When I heard that a famous anti-feminist got shouted down at a Portland liberal arts college, I assumed it would be commie-hotbed Reed, not middle-of-the-road Lewis & Clark. Has L&C surpassed Reed as Portland's king of political correctness? —Porch Swing Voter
In case you spent the last week doing something more useful than following America's ongoing media conversation about politics—like, say, repeatedly digging a hole and filling it up again, or making your own gravel—here's what you need to know:
On March 5, the Lewis & Clark Law School chapter of the Federalist Society hosted a talk by Christina Hoff Sommers, a conservative writer on gender issues. The event was quickly disrupted by angry, sign-wielding students who consider her—at best—an apologist for institutional misogyny.
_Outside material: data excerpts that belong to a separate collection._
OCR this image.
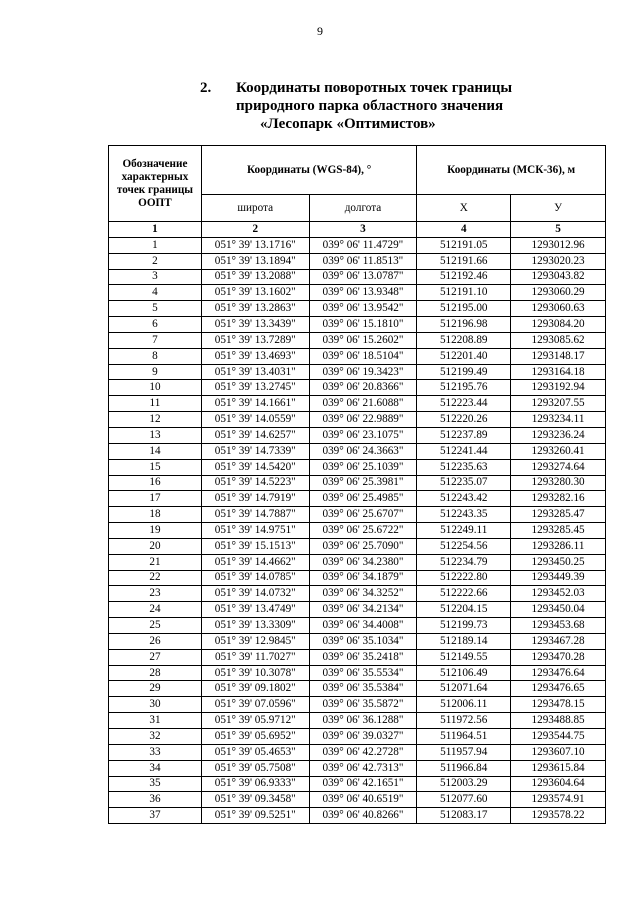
9
2. Координаты поворотных точек границы
природного парка областного значения
«Лесопарк «Оптимистов»
Обозначение характерных точек границы ООПТ	Координаты (WGS-84), °		Координаты (МСК-36), м	
	широта	долгота	X	У
1	2	3	4	5
1	051° 39' 13.1716"	039° 06' 11.4729"	512191.05	1293012.96
2	051° 39' 13.1894"	039° 06' 11.8513"	512191.66	1293020.23
3	051° 39' 13.2088"	039° 06' 13.0787"	512192.46	1293043.82
4	051° 39' 13.1602"	039° 06' 13.9348"	512191.10	1293060.29
5	051° 39' 13.2863"	039° 06' 13.9542"	512195.00	1293060.63
6	051° 39' 13.3439"	039° 06' 15.1810"	512196.98	1293084.20
7	051° 39' 13.7289"	039° 06' 15.2602"	512208.89	1293085.62
8	051° 39' 13.4693"	039° 06' 18.5104"	512201.40	1293148.17
9	051° 39' 13.4031"	039° 06' 19.3423"	512199.49	1293164.18
10	051° 39' 13.2745"	039° 06' 20.8366"	512195.76	1293192.94
11	051° 39' 14.1661"	039° 06' 21.6088"	512223.44	1293207.55
12	051° 39' 14.0559"	039° 06' 22.9889"	512220.26	1293234.11
13	051° 39' 14.6257"	039° 06' 23.1075"	512237.89	1293236.24
14	051° 39' 14.7339"	039° 06' 24.3663"	512241.44	1293260.41
15	051° 39' 14.5420"	039° 06' 25.1039"	512235.63	1293274.64
16	051° 39' 14.5223"	039° 06' 25.3981"	512235.07	1293280.30
17	051° 39' 14.7919"	039° 06' 25.4985"	512243.42	1293282.16
18	051° 39' 14.7887"	039° 06' 25.6707"	512243.35	1293285.47
19	051° 39' 14.9751"	039° 06' 25.6722"	512249.11	1293285.45
20	051° 39' 15.1513"	039° 06' 25.7090"	512254.56	1293286.11
21	051° 39' 14.4662"	039° 06' 34.2380"	512234.79	1293450.25
22	051° 39' 14.0785"	039° 06' 34.1879"	512222.80	1293449.39
23	051° 39' 14.0732"	039° 06' 34.3252"	512222.66	1293452.03
24	051° 39' 13.4749"	039° 06' 34.2134"	512204.15	1293450.04
25	051° 39' 13.3309"	039° 06' 34.4008"	512199.73	1293453.68
26	051° 39' 12.9845"	039° 06' 35.1034"	512189.14	1293467.28
27	051° 39' 11.7027"	039° 06' 35.2418"	512149.55	1293470.28
28	051° 39' 10.3078"	039° 06' 35.5534"	512106.49	1293476.64
29	051° 39' 09.1802"	039° 06' 35.5384"	512071.64	1293476.65
30	051° 39' 07.0596"	039° 06' 35.5872"	512006.11	1293478.15
31	051° 39' 05.9712"	039° 06' 36.1288"	511972.56	1293488.85
32	051° 39' 05.6952"	039° 06' 39.0327"	511964.51	1293544.75
33	051° 39' 05.4653"	039° 06' 42.2728"	511957.94	1293607.10
34	051° 39' 05.7508"	039° 06' 42.7313"	511966.84	1293615.84
35	051° 39' 06.9333"	039° 06' 42.1651"	512003.29	1293604.64
36	051° 39' 09.3458"	039° 06' 40.6519"	512077.60	1293574.91
37	051° 39' 09.5251"	039° 06' 40.8266"	512083.17	1293578.22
This event prompted the usual handwringing from sources like the New York Times token conservative David Brooks: Our nation's universities have become Orwellian indoctrination camps where free speech is trampled by the lockstep Birkenstocks of political correctness. (For today's student activists, Brooks warns darkly, "reason [has] ceased to matter.")
Let me just pause to say that while I did attend Reed, it's been more than 20 years since I've even known what was going on there, much less attended classes. This makes me only slightly more qualified than David Brooks to opine on campus tolerance for dissent.
Still, there's a reason colleges get such a bad rap for repressing unpopular points of view: They're pretty much the only institutions that make a habit of allowing invitations to speakers whose opinions they mostly disagree with. If Rachel Maddow got invited to speak at the annual Conservative Political Action Conference, I daresay she'd get shouted down, too.
In this light, the fact that Sommers was invited at all shows a very non-PC openness to heterodoxy. Meanwhile, Reed has been so successful at stifling dissent I haven't seen it in the news all week. Thus, I will assume its status as Portland's leading Stalinist hellscape is still intact.